15 milyon genç lise ve üniversitelerde gelecek korkusu içinde yaşamaktadır. Bu gençliğe kitap listeleri vererek problemlerini aşabileceklerini teklif edemeyiz (etmemeliyiz).
Kapitalist sistem "kendi kendine yeten insan" varlığını yıkmış, "bu insan türünü" geri gelmeyecek şekilde neslini tüketmiştir.
Hayvan türlerinin yok oluşuna çok üzülen kapitalizmin insan türünü yok ettiğini ve onu metropol kölesine döndürdüğünü hüzünle izliyoruz.

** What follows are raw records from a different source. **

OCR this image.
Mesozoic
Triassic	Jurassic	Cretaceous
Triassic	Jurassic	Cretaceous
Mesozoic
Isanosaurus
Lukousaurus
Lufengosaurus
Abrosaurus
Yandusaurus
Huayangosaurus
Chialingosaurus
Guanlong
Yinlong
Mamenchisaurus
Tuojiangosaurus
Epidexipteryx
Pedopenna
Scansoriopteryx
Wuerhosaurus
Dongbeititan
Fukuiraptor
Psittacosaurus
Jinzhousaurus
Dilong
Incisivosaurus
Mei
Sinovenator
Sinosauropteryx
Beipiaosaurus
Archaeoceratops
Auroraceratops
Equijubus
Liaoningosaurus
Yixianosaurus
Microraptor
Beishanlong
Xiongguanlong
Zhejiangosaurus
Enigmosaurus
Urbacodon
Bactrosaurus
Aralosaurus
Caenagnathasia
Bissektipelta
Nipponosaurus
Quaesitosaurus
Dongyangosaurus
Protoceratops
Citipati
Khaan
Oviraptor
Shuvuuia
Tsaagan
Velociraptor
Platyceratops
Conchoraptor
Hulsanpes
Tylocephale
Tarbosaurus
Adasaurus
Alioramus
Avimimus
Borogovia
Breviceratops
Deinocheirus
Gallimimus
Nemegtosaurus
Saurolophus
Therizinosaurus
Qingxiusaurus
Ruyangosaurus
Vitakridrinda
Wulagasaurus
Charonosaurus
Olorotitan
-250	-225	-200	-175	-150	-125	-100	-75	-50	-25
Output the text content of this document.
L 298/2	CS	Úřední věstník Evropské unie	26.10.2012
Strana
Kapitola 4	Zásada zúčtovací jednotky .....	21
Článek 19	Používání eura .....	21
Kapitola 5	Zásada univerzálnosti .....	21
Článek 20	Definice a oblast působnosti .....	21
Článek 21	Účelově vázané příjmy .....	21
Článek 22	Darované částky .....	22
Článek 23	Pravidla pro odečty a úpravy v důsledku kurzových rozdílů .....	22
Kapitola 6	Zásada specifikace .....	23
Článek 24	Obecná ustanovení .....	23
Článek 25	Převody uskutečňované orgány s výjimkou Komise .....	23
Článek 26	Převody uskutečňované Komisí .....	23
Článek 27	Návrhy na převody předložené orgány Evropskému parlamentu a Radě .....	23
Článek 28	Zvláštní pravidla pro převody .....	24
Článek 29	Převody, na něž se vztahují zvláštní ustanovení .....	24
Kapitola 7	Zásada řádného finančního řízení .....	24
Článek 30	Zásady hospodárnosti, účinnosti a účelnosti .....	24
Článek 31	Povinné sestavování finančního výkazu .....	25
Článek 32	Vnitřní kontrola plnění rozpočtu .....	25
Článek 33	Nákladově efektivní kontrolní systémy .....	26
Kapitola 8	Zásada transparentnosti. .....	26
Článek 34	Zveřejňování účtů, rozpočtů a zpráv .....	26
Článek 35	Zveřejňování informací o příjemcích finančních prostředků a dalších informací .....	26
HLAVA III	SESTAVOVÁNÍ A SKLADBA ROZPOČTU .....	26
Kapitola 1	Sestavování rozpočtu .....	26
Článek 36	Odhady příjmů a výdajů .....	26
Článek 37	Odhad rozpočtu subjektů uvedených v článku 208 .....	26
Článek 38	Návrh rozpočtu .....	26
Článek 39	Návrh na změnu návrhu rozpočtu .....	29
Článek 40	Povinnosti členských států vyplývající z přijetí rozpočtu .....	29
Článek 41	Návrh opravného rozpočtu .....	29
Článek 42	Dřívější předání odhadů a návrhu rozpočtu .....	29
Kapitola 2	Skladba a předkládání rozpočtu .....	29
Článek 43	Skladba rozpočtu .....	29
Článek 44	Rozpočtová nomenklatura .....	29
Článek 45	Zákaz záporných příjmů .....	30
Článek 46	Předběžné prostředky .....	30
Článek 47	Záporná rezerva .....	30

Türk Evi, yeryüzünde “orta” değerlerle yaşamayı esas almış toplumun, topyekûn erdemli hayatla âhirete sıçramaya vesile kıldıkları bir Yurt-Vatan teşkil etme arayışı olarak düşünülmelidir.
"Türk şehrinin en önemli özelliği bahçeli/hayatlı iki katlı beyt olmasıdır. "Türk evi" müstakil evdir. Türk şehirleri müstakil evlerden inşa edilir. Türk evi, "beyt"tir. Beyt, mescit demektir. Eski Türklerin "ev-bark" kelimesindeki ifade ettiği "bark" da mabed demektir."
Erdemleriyle yaşayan insanlar varsa, o insanlardan oluşan milletin geleceği de vardır.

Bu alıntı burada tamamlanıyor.